Insurers Wary of Responsibility Fee

As legislators craft reform measures for the financial services industry, insurers are asking to be excluded from funding a bailout mechanism for systemically risky companies.

In testimony before the Senate Finance Committee, Patrick Baird, AEGON USA chairman told Senators that since state laws prohibit insurers from engaging in excess or risky leveraging, they should not be subject to the proposed Financial Crisis Responsibility Fee. “We do not believe that insurers should be identified as an industry that inordinately benefited and therefore needs to be taxed to recoup government funds,” Baird said, testifying on behalf of the American Council of Life Insurers. “Like most of Main Street America, our industry was a victim of the recession, not a perpetrator.”
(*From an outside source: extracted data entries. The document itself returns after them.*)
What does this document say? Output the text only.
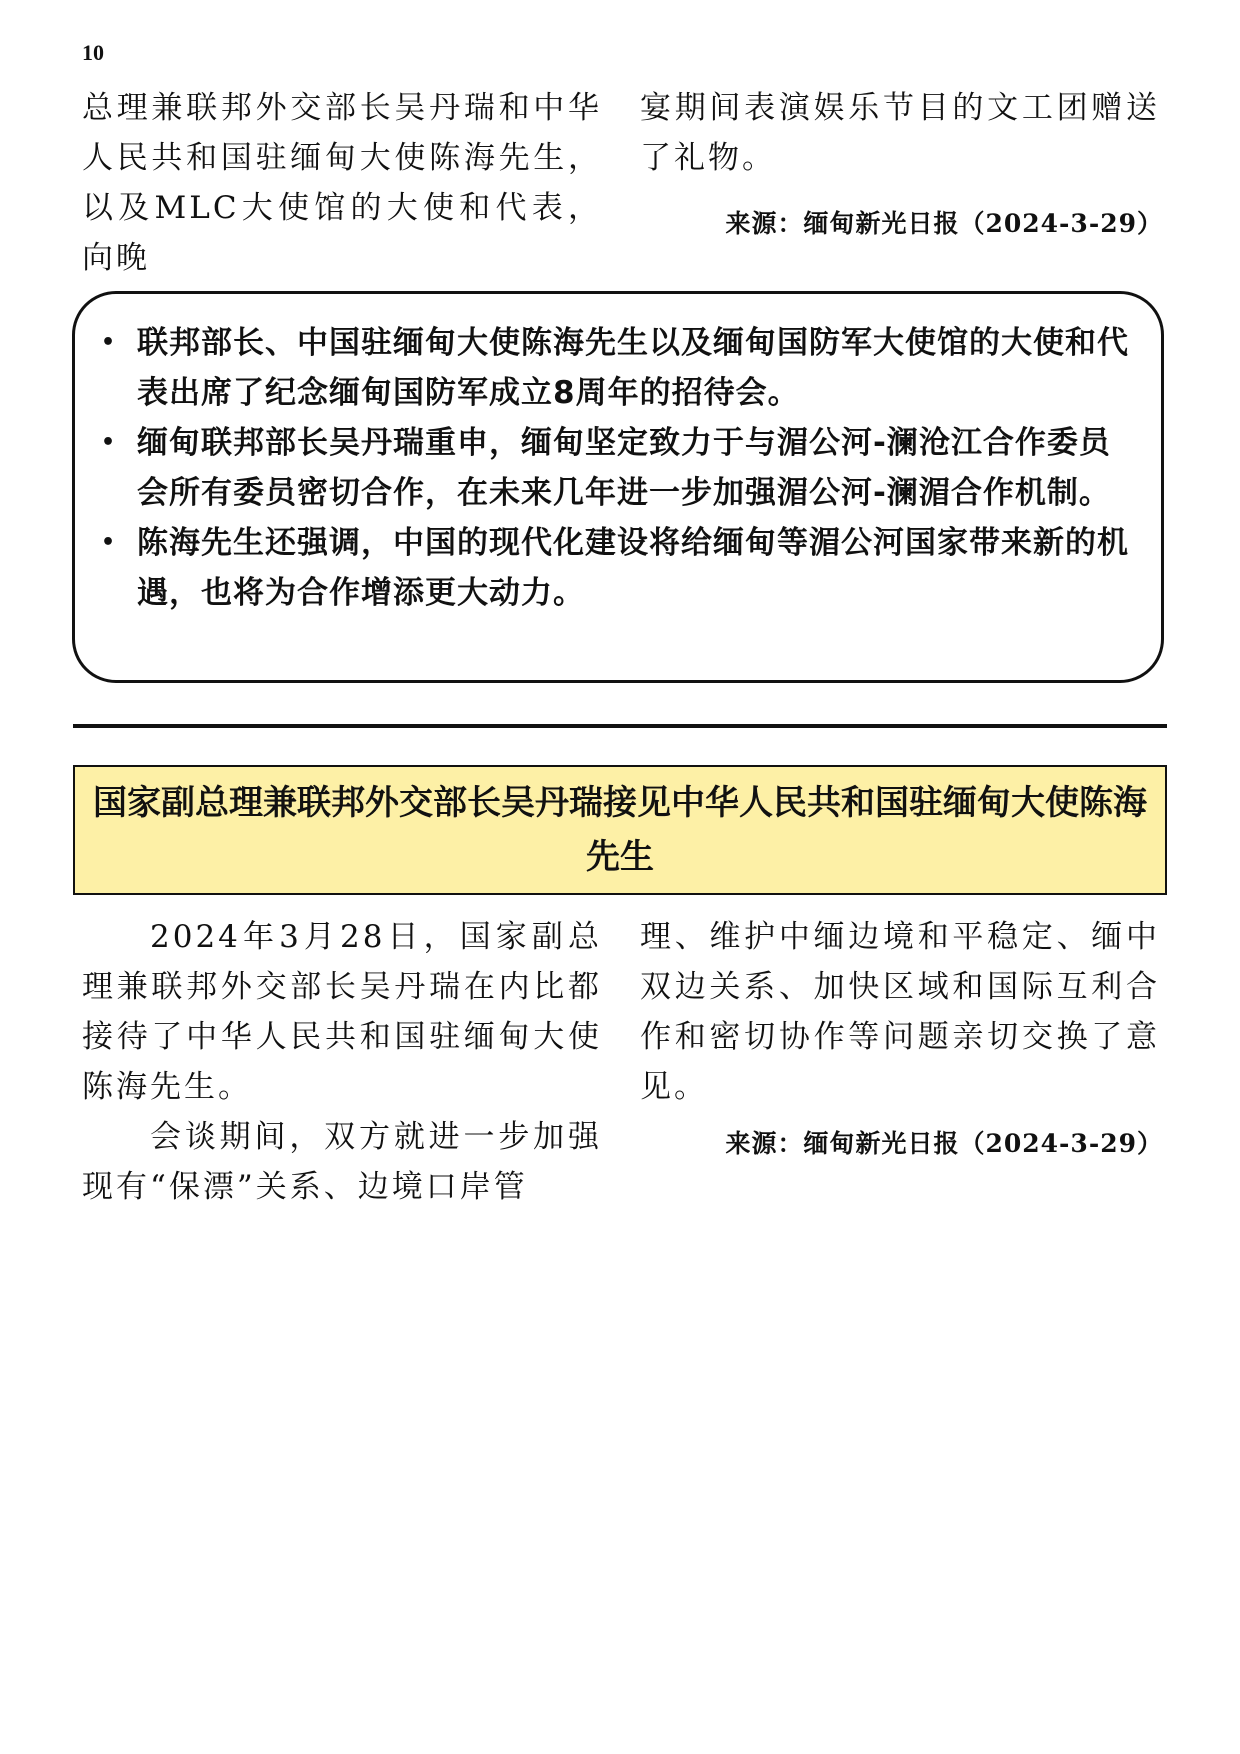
10

总理兼联邦外交部长吴丹瑞和中华人民共和国驻缅甸大使陈海先生，以及MLC大使馆的大使和代表，向晚

宴期间表演娱乐节目的文工团赠送了礼物。

来源：缅甸新光日报（2024-3-29）
• 联邦部长、中国驻缅甸大使陈海先生以及缅甸国防军大使馆的大使和代表出席了纪念缅甸国防军成立8周年的招待会。
• 缅甸联邦部长吴丹瑞重申，缅甸坚定致力于与湄公河-澜沧江合作委员会所有委员密切合作，在未来几年进一步加强湄公河-澜湄合作机制。
• 陈海先生还强调，中国的现代化建设将给缅甸等湄公河国家带来新的机遇，也将为合作增添更大动力。

国家副总理兼联邦外交部长吴丹瑞接见中华人民共和国驻缅甸大使陈海先生

2024年3月28日，国家副总理兼联邦外交部长吴丹瑞在内比都接待了中华人民共和国驻缅甸大使陈海先生。

会谈期间，双方就进一步加强现有“保漂”关系、边境口岸管

理、维护中缅边境和平稳定、缅中双边关系、加快区域和国际互利合作和密切协作等问题亲切交换了意见。

来源：缅甸新光日报（2024-3-29）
Property/casualty insurers also stressed that they posed little or no systemic risk to the overall economy. In his testimony, Dylan Jones, federal affairs director for the National Association of Mutual Insurance Companies (NAMIC), noted that while many banks are leveraged at ratios as high as 30:1, the average property/casualty insurer’s leverage is 1:1.

“By its name alone, the Financial Crisis Responsibility Fee implies that it should be paid by those responsible for the crisis,” Jones said “Asking companies who played no role in creating the crisis, and who neither sought nor received any taxpayer dollars from the TARP, to pay for the operational or regulatory failures of banks and other non-insurance institutions is inequitable and would create competitive distortions.”
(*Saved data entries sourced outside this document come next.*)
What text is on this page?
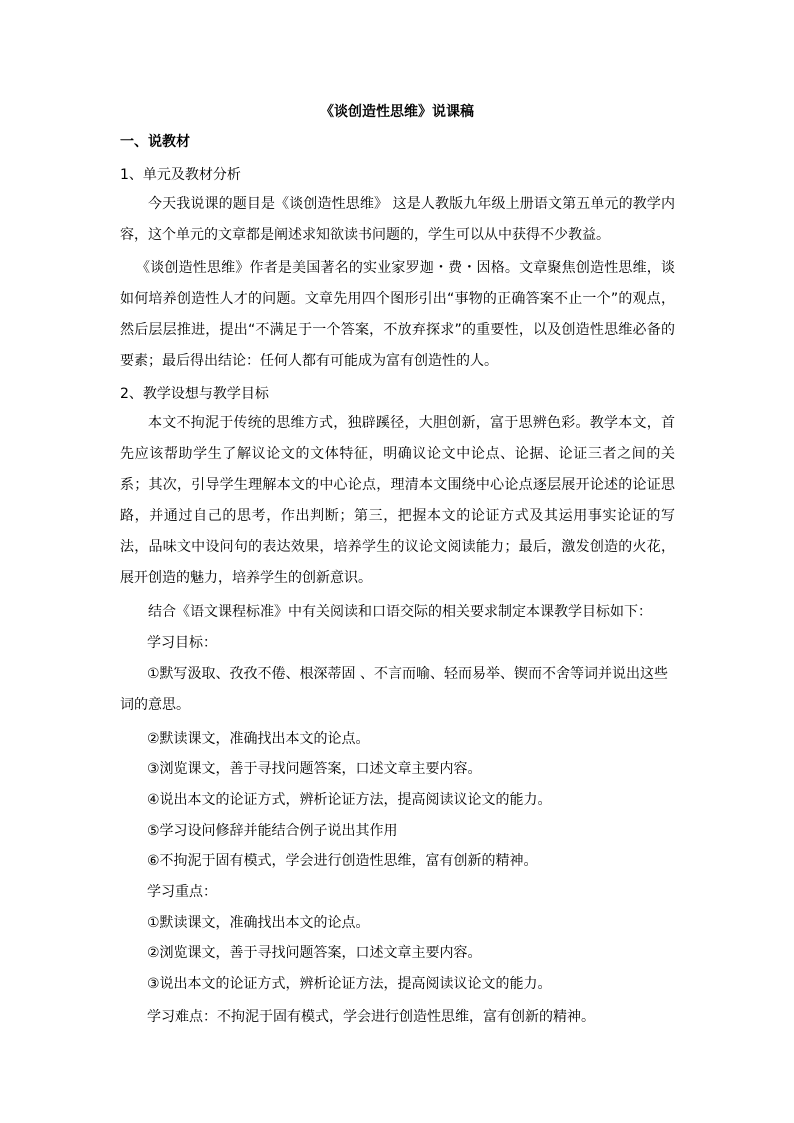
《谈创造性思维》说课稿
一、说教材
1、单元及教材分析
今天我说课的题目是《谈创造性思维》 这是人教版九年级上册语文第五单元的教学内容，这个单元的文章都是阐述求知欲读书问题的，学生可以从中获得不少教益。
《谈创造性思维》作者是美国著名的实业家罗迦・费・因格。文章聚焦创造性思维，谈如何培养创造性人才的问题。文章先用四个图形引出“事物的正确答案不止一个”的观点，然后层层推进，提出“不满足于一个答案，不放弃探求”的重要性，以及创造性思维必备的要素；最后得出结论：任何人都有可能成为富有创造性的人。
2、教学设想与教学目标
本文不拘泥于传统的思维方式，独辟蹊径，大胆创新，富于思辨色彩。教学本文，首先应该帮助学生了解议论文的文体特征，明确议论文中论点、论据、论证三者之间的关系；其次，引导学生理解本文的中心论点，理清本文围绕中心论点逐层展开论述的论证思路，并通过自己的思考，作出判断；第三，把握本文的论证方式及其运用事实论证的写法，品味文中设问句的表达效果，培养学生的议论文阅读能力；最后，激发创造的火花，展开创造的魅力，培养学生的创新意识。
结合《语文课程标准》中有关阅读和口语交际的相关要求制定本课教学目标如下：
学习目标：
①默写汲取、孜孜不倦、根深蒂固 、不言而喻、轻而易举、锲而不舍等词并说出这些词的意思。
②默读课文，准确找出本文的论点。
③浏览课文，善于寻找问题答案，口述文章主要内容。
④说出本文的论证方式，辨析论证方法，提高阅读议论文的能力。
⑤学习设问修辞并能结合例子说出其作用
⑥不拘泥于固有模式，学会进行创造性思维，富有创新的精神。
学习重点：
①默读课文，准确找出本文的论点。
②浏览课文，善于寻找问题答案，口述文章主要内容。
③说出本文的论证方式，辨析论证方法，提高阅读议论文的能力。
学习难点：不拘泥于固有模式，学会进行创造性思维，富有创新的精神。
Jones also noted that none of NAMIC’s roughly 1,400 members took part in the U.S. Treasury’s TARP program.

“The stated goal of this fee is to protect the residents of Main Street and recover the amounts they provided to Wall Street,” Jones said. “Subjecting mutual and reciprocal insurers to the proposed fee will have the opposite impact by making these companies and their policyholders pay twice for something they did not create – once with their tax dollars and a second time through the recovery fee. These Main Street consumers should not be assessed for the risky investment losses of large commercial and investment banks.”